This will stop the gear from being loose on the shaft and spinning. NOTE, make sure the gear and bb are flat. If not, the concave hole will be off and the shaft will no longer be at 90 degrees to the gear. With the JL/AW gears, use light pressure. To much and you will split the gear, I have done this.

Second, just like the rear holes, drill the arm shaft with the top plate on. This will also create a parallel shaft. Use a .062 drill bit.


Hope this helps.

www.voxxer.com

Voxxer


----------



## slotnewbie69 (Dec 3, 2008)

thanks for all the tips guys.my corvette gs is in need of this,even though the ansens i put on helped alot,it spins out too much with the 14 tooth pinion.


----------



## Bill Hall (Jan 6, 2007)

*One direction!*



slotcarman12078 said:


> 1/16th drill bit. I haven't had much luck shaving sideways with a pin vise Bill. I got careless with the speed up to high. (I have a plug in model dremel, which has like 10 speeds) There is a helpful hint up there too that needs to be repeated. Drill both the top plate and the chassis base together. This will help the holes for the pinion shaft line up better. Oh, and also make sure you drill as close to perpendicular (90 degrees) to the chassis as possible!!

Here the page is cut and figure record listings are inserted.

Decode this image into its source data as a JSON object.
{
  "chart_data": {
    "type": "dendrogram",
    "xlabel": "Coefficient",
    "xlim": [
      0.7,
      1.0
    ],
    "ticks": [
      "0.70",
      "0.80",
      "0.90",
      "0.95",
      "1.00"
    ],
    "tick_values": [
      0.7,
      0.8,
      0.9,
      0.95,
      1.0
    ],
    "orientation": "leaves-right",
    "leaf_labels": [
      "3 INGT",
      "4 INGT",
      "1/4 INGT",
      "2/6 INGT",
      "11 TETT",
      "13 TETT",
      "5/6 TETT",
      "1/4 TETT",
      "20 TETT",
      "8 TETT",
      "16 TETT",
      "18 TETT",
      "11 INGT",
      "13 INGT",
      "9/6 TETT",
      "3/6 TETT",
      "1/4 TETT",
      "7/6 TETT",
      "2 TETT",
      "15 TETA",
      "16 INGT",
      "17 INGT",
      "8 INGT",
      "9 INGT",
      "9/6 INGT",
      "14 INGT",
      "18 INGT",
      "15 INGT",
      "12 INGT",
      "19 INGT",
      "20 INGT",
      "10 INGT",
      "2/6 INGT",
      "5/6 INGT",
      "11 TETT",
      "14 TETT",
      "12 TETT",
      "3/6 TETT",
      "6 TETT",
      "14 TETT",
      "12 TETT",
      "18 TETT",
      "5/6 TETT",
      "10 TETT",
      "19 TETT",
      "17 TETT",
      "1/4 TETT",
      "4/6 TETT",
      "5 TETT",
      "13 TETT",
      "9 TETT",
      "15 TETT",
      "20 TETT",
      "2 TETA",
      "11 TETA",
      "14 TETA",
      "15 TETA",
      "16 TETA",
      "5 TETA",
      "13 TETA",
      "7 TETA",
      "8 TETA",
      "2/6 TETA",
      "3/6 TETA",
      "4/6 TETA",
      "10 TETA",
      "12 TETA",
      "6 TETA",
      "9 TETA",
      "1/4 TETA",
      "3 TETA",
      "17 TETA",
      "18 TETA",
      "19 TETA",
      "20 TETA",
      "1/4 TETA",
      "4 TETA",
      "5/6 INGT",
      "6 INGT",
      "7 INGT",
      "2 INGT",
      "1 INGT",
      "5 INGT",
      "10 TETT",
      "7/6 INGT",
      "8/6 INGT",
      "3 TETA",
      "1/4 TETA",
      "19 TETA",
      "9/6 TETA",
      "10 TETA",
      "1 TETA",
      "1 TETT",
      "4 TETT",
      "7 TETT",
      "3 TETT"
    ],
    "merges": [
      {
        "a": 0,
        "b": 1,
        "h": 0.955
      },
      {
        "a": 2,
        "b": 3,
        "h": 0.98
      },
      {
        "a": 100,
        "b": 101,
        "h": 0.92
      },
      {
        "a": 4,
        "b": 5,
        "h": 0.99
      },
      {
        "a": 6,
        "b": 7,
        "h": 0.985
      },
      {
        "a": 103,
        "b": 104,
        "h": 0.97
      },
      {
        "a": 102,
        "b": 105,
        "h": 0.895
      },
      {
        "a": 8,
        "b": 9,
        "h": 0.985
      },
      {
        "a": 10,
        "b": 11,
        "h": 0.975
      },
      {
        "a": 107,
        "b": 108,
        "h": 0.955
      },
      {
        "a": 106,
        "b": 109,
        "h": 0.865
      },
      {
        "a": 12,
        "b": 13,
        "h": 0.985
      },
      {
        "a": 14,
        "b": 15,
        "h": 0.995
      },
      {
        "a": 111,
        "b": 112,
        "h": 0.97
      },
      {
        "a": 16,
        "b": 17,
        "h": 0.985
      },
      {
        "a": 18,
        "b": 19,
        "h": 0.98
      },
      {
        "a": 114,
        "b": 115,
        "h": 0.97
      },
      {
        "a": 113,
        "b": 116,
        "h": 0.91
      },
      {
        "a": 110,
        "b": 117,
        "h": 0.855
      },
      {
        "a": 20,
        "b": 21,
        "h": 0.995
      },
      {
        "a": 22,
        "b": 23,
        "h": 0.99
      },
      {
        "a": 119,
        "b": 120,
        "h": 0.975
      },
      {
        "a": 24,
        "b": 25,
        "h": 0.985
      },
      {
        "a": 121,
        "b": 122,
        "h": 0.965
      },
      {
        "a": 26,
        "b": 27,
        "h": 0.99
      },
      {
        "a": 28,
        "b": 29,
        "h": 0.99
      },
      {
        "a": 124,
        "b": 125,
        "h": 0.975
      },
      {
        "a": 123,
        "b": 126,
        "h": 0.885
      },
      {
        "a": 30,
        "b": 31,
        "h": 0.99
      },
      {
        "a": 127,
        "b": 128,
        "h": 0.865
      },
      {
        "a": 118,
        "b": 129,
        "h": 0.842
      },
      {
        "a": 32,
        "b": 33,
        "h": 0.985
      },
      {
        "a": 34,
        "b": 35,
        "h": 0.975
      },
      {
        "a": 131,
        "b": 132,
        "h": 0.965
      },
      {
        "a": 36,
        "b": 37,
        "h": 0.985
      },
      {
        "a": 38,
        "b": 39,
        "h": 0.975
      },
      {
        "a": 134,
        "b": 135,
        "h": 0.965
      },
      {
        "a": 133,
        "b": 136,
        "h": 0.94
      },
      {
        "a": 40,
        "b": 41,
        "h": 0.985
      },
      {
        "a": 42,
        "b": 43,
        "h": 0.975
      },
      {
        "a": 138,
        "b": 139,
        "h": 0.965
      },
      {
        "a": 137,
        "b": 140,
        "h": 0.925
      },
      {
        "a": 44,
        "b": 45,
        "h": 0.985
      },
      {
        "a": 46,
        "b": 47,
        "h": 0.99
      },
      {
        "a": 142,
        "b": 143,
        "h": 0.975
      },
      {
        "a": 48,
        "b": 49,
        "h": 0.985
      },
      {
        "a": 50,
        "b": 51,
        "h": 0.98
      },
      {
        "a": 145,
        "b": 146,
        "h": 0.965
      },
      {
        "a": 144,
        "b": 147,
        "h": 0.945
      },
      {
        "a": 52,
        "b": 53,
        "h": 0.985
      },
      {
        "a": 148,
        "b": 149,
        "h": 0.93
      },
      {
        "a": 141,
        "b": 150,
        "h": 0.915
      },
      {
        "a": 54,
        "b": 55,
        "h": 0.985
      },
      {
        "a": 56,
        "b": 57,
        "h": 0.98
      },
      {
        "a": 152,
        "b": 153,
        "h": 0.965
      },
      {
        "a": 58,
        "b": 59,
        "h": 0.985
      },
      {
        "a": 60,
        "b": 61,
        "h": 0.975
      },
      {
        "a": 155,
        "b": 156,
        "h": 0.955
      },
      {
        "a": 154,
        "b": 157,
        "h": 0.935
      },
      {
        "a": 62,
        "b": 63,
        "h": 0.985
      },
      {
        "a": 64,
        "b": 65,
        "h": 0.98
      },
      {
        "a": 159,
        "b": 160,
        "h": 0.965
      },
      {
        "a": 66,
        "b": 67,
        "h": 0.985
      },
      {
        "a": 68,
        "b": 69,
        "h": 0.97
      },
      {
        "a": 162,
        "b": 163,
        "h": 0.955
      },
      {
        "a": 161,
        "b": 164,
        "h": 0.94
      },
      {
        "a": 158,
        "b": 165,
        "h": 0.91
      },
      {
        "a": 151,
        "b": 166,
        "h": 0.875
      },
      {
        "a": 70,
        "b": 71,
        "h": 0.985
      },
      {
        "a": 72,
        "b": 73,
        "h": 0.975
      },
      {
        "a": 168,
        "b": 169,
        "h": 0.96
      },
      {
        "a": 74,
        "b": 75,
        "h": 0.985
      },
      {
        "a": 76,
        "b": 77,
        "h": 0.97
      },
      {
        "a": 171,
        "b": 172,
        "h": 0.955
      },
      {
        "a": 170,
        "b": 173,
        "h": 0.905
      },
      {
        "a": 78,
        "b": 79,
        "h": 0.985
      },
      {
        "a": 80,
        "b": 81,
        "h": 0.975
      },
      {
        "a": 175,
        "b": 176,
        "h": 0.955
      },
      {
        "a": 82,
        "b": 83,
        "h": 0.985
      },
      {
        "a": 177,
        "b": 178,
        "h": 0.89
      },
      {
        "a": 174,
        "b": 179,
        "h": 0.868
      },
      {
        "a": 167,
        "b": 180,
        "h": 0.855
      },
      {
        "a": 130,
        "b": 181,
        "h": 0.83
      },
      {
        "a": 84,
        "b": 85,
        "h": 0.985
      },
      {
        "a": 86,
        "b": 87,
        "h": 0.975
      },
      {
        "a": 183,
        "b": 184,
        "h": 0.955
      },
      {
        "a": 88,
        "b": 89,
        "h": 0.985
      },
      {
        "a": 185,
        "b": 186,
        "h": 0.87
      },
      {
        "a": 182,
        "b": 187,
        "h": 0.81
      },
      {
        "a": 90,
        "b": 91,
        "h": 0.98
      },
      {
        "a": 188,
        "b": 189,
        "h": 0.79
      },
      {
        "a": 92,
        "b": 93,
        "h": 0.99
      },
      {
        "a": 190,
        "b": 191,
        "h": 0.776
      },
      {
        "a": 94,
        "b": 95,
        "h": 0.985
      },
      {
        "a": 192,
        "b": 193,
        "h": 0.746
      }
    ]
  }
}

Just push it straight through as though you were filing or hacksawing. If the bit is in good shape the flutes will take care of it for you. I guess I fergot to tell ya that part ...sorry ...my bad.


----------



## T-Jet Racer (Nov 16, 2006)

Sweet!


----------



## joegri (Feb 13, 2008)

hey gang i started this mod last nite.after putting power to the assembly i found that the driven gear migrates upward lessening contact with the crown gear. my question is . should i fill in the void on the shaft with some type of spacer? to stop the migration?also my gear pressing skills stink they seem to be a bit crookey. is there a process that makes the gears lay perfectly flat and true?think i,ll tear it down and start again.


----------



## slotcarman12078 (Oct 3, 2008)

Check your alignment of the pinion gear to the crown gear. You might need to snug the pinion up a little. Also, you might need to make sure your chassis pinion shaft hole is opened up enough. Tear it apart again, and put the pinion shaft (with the pinion gear on it in the chassis. If it is binding, the hole needs to be opened up a little more. If it's too tight, when the top plate is on, the shaft will walk up and raise the driven gear up with it.


----------



## joegri (Feb 13, 2008)

thanx scm your last sentence makes sence driving up is what i got . let me go play and i,ll postbback findings


----------



## joegri (Feb 13, 2008)

hey slotcarman it,s commin to u if u want it i give uncle!!!!!!!


----------



## joegri (Feb 13, 2008)

just finished my conversion tonite . guess i had to put it down for a week and regroup.i installed a spacer between the 14 tooth drive gear and a brass tubing/ bushing in the chassis. it squared it up nice. now i have a good mesh. also used a plastic ideler gear seems to make it waaay smoother too.but the conversion is 1 to try.i enjoyed it and will try another 1 thanx for the inspireation slotcarman !!!


----------